If you have elevated blood pressure, exercise can help you avoid developing hypertension.
If you already have hypertension, regular physical activity can bring your blood pressure down to safer levels.
3. Eat a healthy diet
Eating a diet that is rich in whole grains, fruits, vegetables and low-fat dairy products and skimps on saturated fat and cholesterol can lower your blood pressure by up to 11 mm Hg if you have high blood pressure.
This eating plan is known as the Dietary Approaches to Stop Hypertension (DASH) diet.
4. Limit the amount of alcohol you drink
Alcohol can be both good and bad for your health.
By drinking alcohol only in moderation — generally one drink a day for women, or two a day for men — you can potentially lower your blood pressure by about 4 mm Hg.
One drink equals 12 ounces of beer, five ounces of wine or 1.5 ounces of 80-proof liquor.

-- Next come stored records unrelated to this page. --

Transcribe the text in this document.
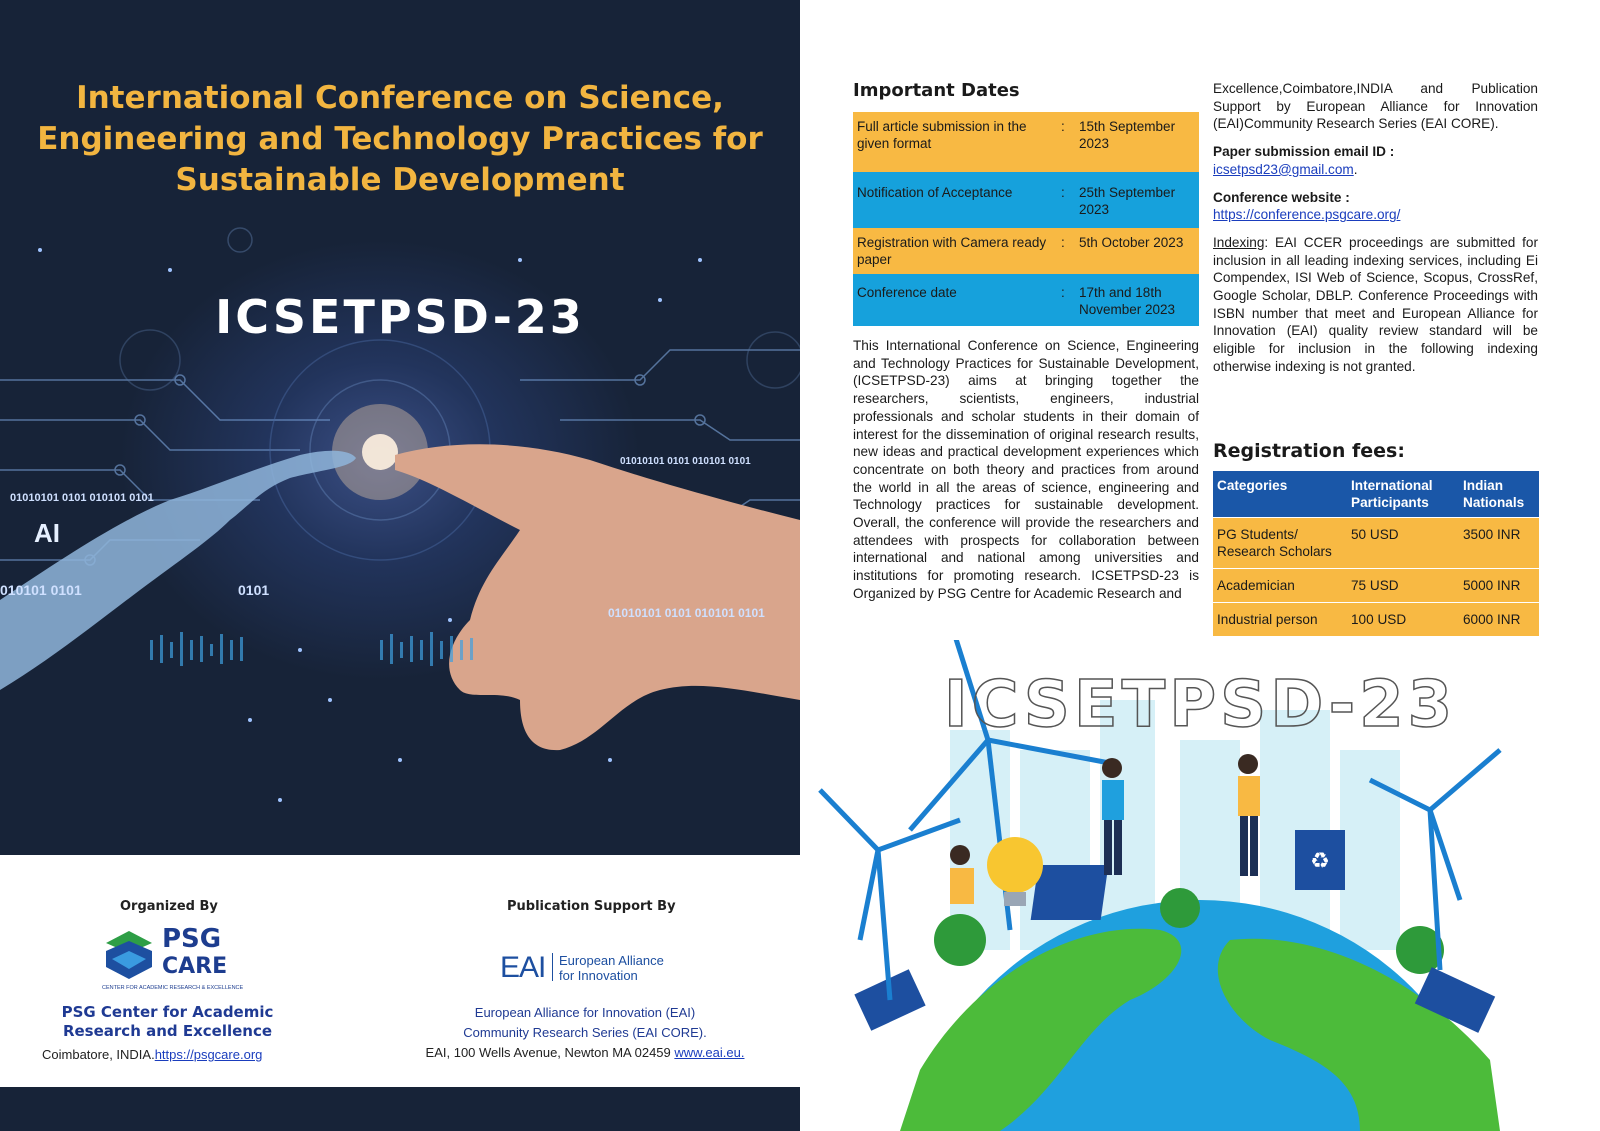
International Conference on Science, Engineering and Technology Practices for Sustainable Development
ICSETPSD-23
AI
01010101 0101 010101 0101
0101
010101 0101
01010101 0101 010101 0101
01010101 0101 010101 0101
Organized By
PSG
CARE
CENTER FOR ACADEMIC RESEARCH & EXCELLENCE
PSG Center for Academic Research and Excellence
Coimbatore, INDIA.https://psgcare.org
Publication Support By
EAI European Alliance
for Innovation
European Alliance for Innovation (EAI)
Community Research Series (EAI CORE).
EAI, 100 Wells Avenue, Newton MA 02459 www.eai.eu.
Important Dates
Full article submission in the given format	:	15th September 2023
Notification of Acceptance	:	25th September 2023
Registration with Camera ready paper	:	5th October 2023
Conference date	:	17th and 18th November 2023
This International Conference on Science, Engineering and Technology Practices for Sustainable Development, (ICSETPSD-23) aims at bringing together the researchers, scientists, engineers, industrial professionals and scholar students in their domain of interest for the dissemination of original research results, new ideas and practical development experiences which concentrate on both theory and practices from around the world in all the areas of science, engineering and Technology practices for sustainable development. Overall, the conference will provide the researchers and attendees with prospects for collaboration between international and national among universities and institutions for promoting research. ICSETPSD-23 is Organized by PSG Centre for Academic Research and
Excellence,Coimbatore,INDIA and Publication Support by European Alliance for Innovation (EAI)Community Research Series (EAI CORE).
Paper submission email ID :
icsetpsd23@gmail.com.
Conference website :
https://conference.psgcare.org/
Indexing: EAI CCER proceedings are submitted for inclusion in all leading indexing services, including Ei Compendex, ISI Web of Science, Scopus, CrossRef, Google Scholar, DBLP. Conference Proceedings with ISBN number that meet and European Alliance for Innovation (EAI) quality review standard will be eligible for inclusion in the following indexing otherwise indexing is not granted.
Registration fees:
Categories	International Participants	Indian Nationals
PG Students/ Research Scholars	50 USD	3500 INR
Academician	75 USD	5000 INR
Industrial person	100 USD	6000 INR
♻
ICSETPSD-23
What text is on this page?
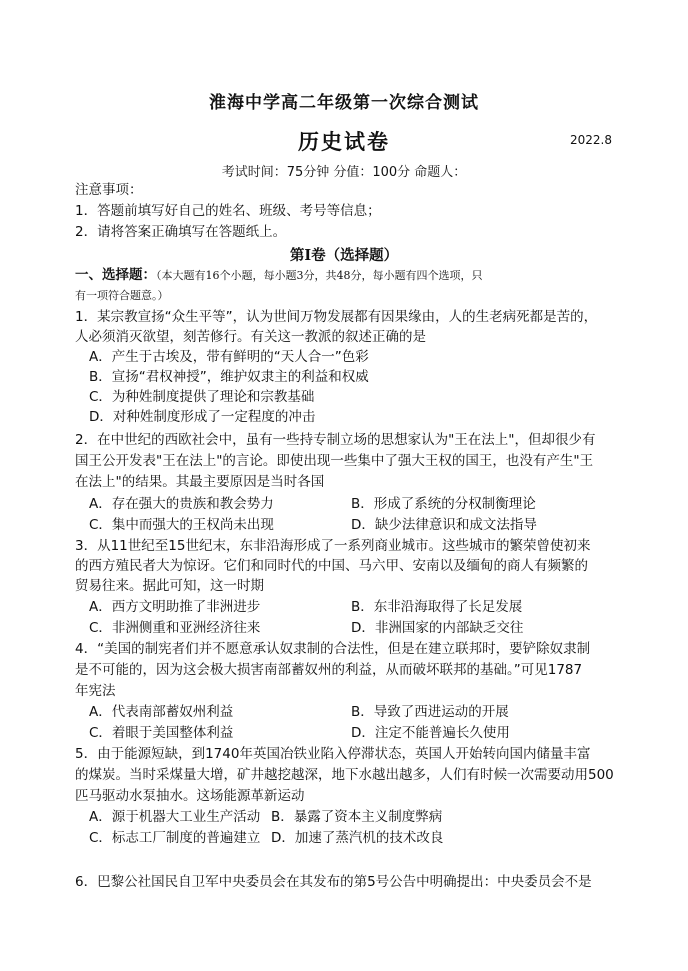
淮海中学高二年级第一次综合测试
历史试卷	2022.8
考试时间：75分钟 分值：100分 命题人：
注意事项：
1．答题前填写好自己的姓名、班级、考号等信息；
2．请将答案正确填写在答题纸上。
第Ⅰ卷（选择题）
一、选择题：（本大题有16个小题，每小题3分，共48分，每小题有四个选项，只
有一项符合题意。）
1．某宗教宣扬“众生平等”，认为世间万物发展都有因果缘由，人的生老病死都是苦的，
人必须消灭欲望，刻苦修行。有关这一教派的叙述正确的是
A．产生于古埃及，带有鲜明的“天人合一”色彩
B．宣扬“君权神授”，维护奴隶主的利益和权威
C．为种姓制度提供了理论和宗教基础
D．对种姓制度形成了一定程度的冲击
2．在中世纪的西欧社会中，虽有一些持专制立场的思想家认为"王在法上"，但却很少有
国王公开发表"王在法上"的言论。即使出现一些集中了强大王权的国王，也没有产生"王
在法上"的结果。其最主要原因是当时各国
A．存在强大的贵族和教会势力	B．形成了系统的分权制衡理论
C．集中而强大的王权尚未出现	D．缺少法律意识和成文法指导
3．从11世纪至15世纪末，东非沿海形成了一系列商业城市。这些城市的繁荣曾使初来
的西方殖民者大为惊讶。它们和同时代的中国、马六甲、安南以及缅甸的商人有频繁的
贸易往来。据此可知，这一时期
A．西方文明助推了非洲进步	B．东非沿海取得了长足发展
C．非洲侧重和亚洲经济往来	D．非洲国家的内部缺乏交往
4．“美国的制宪者们并不愿意承认奴隶制的合法性，但是在建立联邦时，要铲除奴隶制
是不可能的，因为这会极大损害南部蓄奴州的利益，从而破坏联邦的基础。”可见1787
年宪法
A．代表南部蓄奴州利益	B．导致了西进运动的开展
C．着眼于美国整体利益	D．注定不能普遍长久使用
5．由于能源短缺，到1740年英国冶铁业陷入停滞状态，英国人开始转向国内储量丰富
的煤炭。当时采煤量大增，矿井越挖越深，地下水越出越多，人们有时候一次需要动用500
匹马驱动水泵抽水。这场能源革新运动
A．源于机器大工业生产活动 B．暴露了资本主义制度弊病
C．标志工厂制度的普遍建立 D．加速了蒸汽机的技术改良
6．巴黎公社国民自卫军中央委员会在其发布的第5号公告中明确提出：中央委员会不是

But that protective effect is lost if you drink too much alcohol.
5. Reduce sodium in your diet
Even a small reduction in the sodium in your diet can improve your heart health and reduce blood pressure by about 5 to 6 mm Hg if you have high blood pressure.
The effect of sodium intake on blood pressure varies among groups of people.
In general, limit sodium to 2,300 milligrams (mg) a day or less. However, a lower sodium intake — 1,500 mg a day or less — is ideal for most adults.
6. Quit smoking
Each cigarette you smoke increases your blood pressure for many minutes after you finish.
Stopping smoking helps your blood pressure return to normal. Quitting smoking can reduce your risk of heart disease and improve your overall health.
People who quit smoking may live longer than people who never quit smoking.
7. Reduce your stress
Chronic stress may contribute to high blood pressure.
More research is needed to determine the effects of chronic stress on blood pressure. Occasional stress also can contribute to high blood pressure if you react to stress by eating unhealthy food, drinking alcohol or smoking.
Take some time to think about what causes you to feel stressed, such as work, family, finances or illness.
Once you know what's causing your stress, consider how you can eliminate or reduce stress.